Os recordes da rede de metrô de São Paulo

A estação mais profunda, a mais lenta de construir e o pior acidente de obra: os recordes verificados do metrô paulista.

Toda rede de metrô tem seus superlativos: a estação mais cheia, a mais profunda, a que demorou mais para saír do papel. Em São Paulo, boa parte desses recordes nasceu de acidentes de obra e prazos furados, não só de planejamento bem-sucedido.

A lista abaixo reúne os principais recordes verificáveis da rede que dá nome ao jogo de São Paulo, com a fonte de cada número. Para conferir linha por linha, a página de exploração lista todas as estações jogáveis.

A mais movimentada e a mais simbólica: Sé

Em 2017, a companhia do Metrô registrou 536.800 passageiros por dia útil na Estação Sé, no cruzamento das linhas 1-azul e 3-vermelha: o maior volume da rede subterrânea. Para abrir espaço para a estação, em 1975 foi implodido o prédio Mendes Caldeira, de 32 andares, a primeira implosão registrada na América Latina.

A mais profunda: Higienópolis-Mackenzie

A Higienópolis-Mackenzie, na linha 4-amarela, desce a cerca de 65 metros abaixo do nível da rua, hoje a estação mais profunda em operação na rede. O título deve passar para a Itaberaba, prevista a 67 metros na futura linha 6, que ainda não faz parte do jogo.

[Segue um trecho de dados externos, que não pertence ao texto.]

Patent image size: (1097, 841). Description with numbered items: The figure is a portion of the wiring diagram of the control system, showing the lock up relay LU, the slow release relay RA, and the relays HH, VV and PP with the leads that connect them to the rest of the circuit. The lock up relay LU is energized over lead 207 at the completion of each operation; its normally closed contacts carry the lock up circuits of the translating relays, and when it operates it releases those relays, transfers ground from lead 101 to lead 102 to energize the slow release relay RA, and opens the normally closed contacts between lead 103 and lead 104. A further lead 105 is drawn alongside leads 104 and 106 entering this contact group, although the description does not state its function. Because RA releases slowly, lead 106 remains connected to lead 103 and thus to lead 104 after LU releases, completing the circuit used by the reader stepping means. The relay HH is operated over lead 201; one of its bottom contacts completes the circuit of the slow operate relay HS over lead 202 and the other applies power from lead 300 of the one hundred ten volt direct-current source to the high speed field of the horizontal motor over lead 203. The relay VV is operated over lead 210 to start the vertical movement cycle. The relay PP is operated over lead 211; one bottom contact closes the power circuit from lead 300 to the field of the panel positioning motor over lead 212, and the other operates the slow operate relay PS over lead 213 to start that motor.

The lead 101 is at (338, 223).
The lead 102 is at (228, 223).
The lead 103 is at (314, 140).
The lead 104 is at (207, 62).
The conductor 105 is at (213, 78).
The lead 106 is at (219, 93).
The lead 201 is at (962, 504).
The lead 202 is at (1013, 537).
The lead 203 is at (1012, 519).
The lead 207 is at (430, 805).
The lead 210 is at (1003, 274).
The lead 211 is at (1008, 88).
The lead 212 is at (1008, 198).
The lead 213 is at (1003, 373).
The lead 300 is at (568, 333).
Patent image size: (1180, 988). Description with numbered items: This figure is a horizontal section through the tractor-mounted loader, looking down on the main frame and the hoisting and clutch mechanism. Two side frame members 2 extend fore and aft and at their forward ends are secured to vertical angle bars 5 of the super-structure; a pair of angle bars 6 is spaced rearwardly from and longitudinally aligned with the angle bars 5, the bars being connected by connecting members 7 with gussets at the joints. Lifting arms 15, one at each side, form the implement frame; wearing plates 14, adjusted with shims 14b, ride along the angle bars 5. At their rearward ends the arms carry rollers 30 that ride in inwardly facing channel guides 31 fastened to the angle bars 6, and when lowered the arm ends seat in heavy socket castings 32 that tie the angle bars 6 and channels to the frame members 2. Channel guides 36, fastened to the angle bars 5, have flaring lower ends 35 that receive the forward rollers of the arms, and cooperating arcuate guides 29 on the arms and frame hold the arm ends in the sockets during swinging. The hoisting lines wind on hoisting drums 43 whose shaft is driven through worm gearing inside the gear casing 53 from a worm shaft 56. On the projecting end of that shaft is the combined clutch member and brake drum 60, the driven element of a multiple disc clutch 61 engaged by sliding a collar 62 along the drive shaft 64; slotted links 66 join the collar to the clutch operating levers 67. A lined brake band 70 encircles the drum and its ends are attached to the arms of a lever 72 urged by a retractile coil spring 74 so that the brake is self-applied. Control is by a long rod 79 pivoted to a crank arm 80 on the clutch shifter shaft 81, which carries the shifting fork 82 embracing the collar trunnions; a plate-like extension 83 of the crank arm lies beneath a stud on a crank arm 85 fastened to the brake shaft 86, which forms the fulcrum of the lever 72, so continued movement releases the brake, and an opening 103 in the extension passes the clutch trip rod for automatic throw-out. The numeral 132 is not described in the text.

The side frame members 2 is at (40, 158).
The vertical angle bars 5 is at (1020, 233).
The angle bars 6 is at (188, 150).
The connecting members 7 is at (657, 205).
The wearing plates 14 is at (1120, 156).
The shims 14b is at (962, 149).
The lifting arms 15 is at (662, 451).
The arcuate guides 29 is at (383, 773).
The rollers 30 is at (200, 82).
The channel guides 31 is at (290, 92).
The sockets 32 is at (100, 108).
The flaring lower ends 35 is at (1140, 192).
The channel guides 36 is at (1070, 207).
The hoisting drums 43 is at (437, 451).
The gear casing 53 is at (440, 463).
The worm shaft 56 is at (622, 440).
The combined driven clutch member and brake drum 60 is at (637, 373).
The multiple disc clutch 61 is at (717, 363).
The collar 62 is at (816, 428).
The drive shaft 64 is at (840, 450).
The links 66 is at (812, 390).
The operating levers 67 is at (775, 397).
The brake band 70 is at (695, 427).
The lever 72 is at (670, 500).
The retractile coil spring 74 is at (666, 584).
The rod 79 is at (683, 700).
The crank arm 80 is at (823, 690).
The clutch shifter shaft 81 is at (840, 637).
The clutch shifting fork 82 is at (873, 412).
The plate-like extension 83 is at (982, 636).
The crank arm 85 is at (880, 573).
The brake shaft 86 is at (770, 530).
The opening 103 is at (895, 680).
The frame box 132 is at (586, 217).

As mais antigas e as mais novas

Sete estações abriram junto com o primeiro trecho da rede, em 14 de setembro de 1974: Conceição, Jabaquara, Praça da Árvore, Santa Cruz, São Judas, Saúde e Vila Mariana, todas na linha 1-azul. No outro extremo, Vila Sônia e Jardim Colonial são as caçulas, ambas inauguradas em 2021.

A obra mais longa e o pior acidente

A Vila Sônia detém o recorde de obra mais lenta: as escavações começaram em 2004 e a estação só abriu ao público em dezembro de 2021, dezessete anos depois. O recorde mais sombrio pertence à Pinheiros: em janeiro de 2007, um erro entre dois túneis provocou o colapso de parte da futura estação, com uma cratera de mais de 80 metros e sete mortes, um dos piores acidentes na história das obras do metrô paulista.

Recordes em resumo

Puxando pelo nome, o recorde mais divertido é de letras: Santuário Nossa Senhora de Fátima-Sumaré, na linha 2-verde, com 41 caracteres, é a estação de nome mais longo da rede jogável. A tabela reúne os recordes acima numa vista só.

RecordeEstaçãoDetalhe
Mais movimentada536.800 passageiros/dia útil em 2017
Mais profunda em operaçãoHigienópolis-Mackenziecerca de 65 m de profundidade
Mais antigasConceição, Jabaquara, Praça da Árvore, Santa Cruz, São Judas, Saúde, Vila Marianainauguradas em 14/09/1974
Mais recentesVila Sônia e Jardim Colonialinauguradas em 2021
Obra mais longaVila Sônia17 anos entre início das obras e abertura
Pior acidente de obraPinheiroscolapso de túnel em janeiro de 2007
Nome mais longoSantuário Nossa Senhora de Fátima-Sumaré41 caracteres

Perguntas frequentes

Qual é a estação mais movimentada do metrô de São Paulo?

A Sé, no cruzamento das linhas 1 e 3, com 536.800 passageiros por dia útil registrados pela companhia em 2017.

Qual é a estação mais profunda de São Paulo?

A Higienópolis-Mackenzie, na linha 4-amarela, a cerca de 65 metros de profundidade, hoje a mais profunda em operação.

Quais foram as primeiras estações do metrô de São Paulo?

Sete estações do trecho inicial da linha 1-azul, abertas em 14 de setembro de 1974: Conceição, Jabaquara, Praça da Árvore, Santa Cruz, São Judas, Saúde e Vila Mariana.

Qual foi o pior acidente na construção do metrô de São Paulo?

O colapso de parte da futura Estação Pinheiros em janeiro de 2007, quando um erro na escavação de dois túneis abriu uma cratera e matou sete trabalhadores.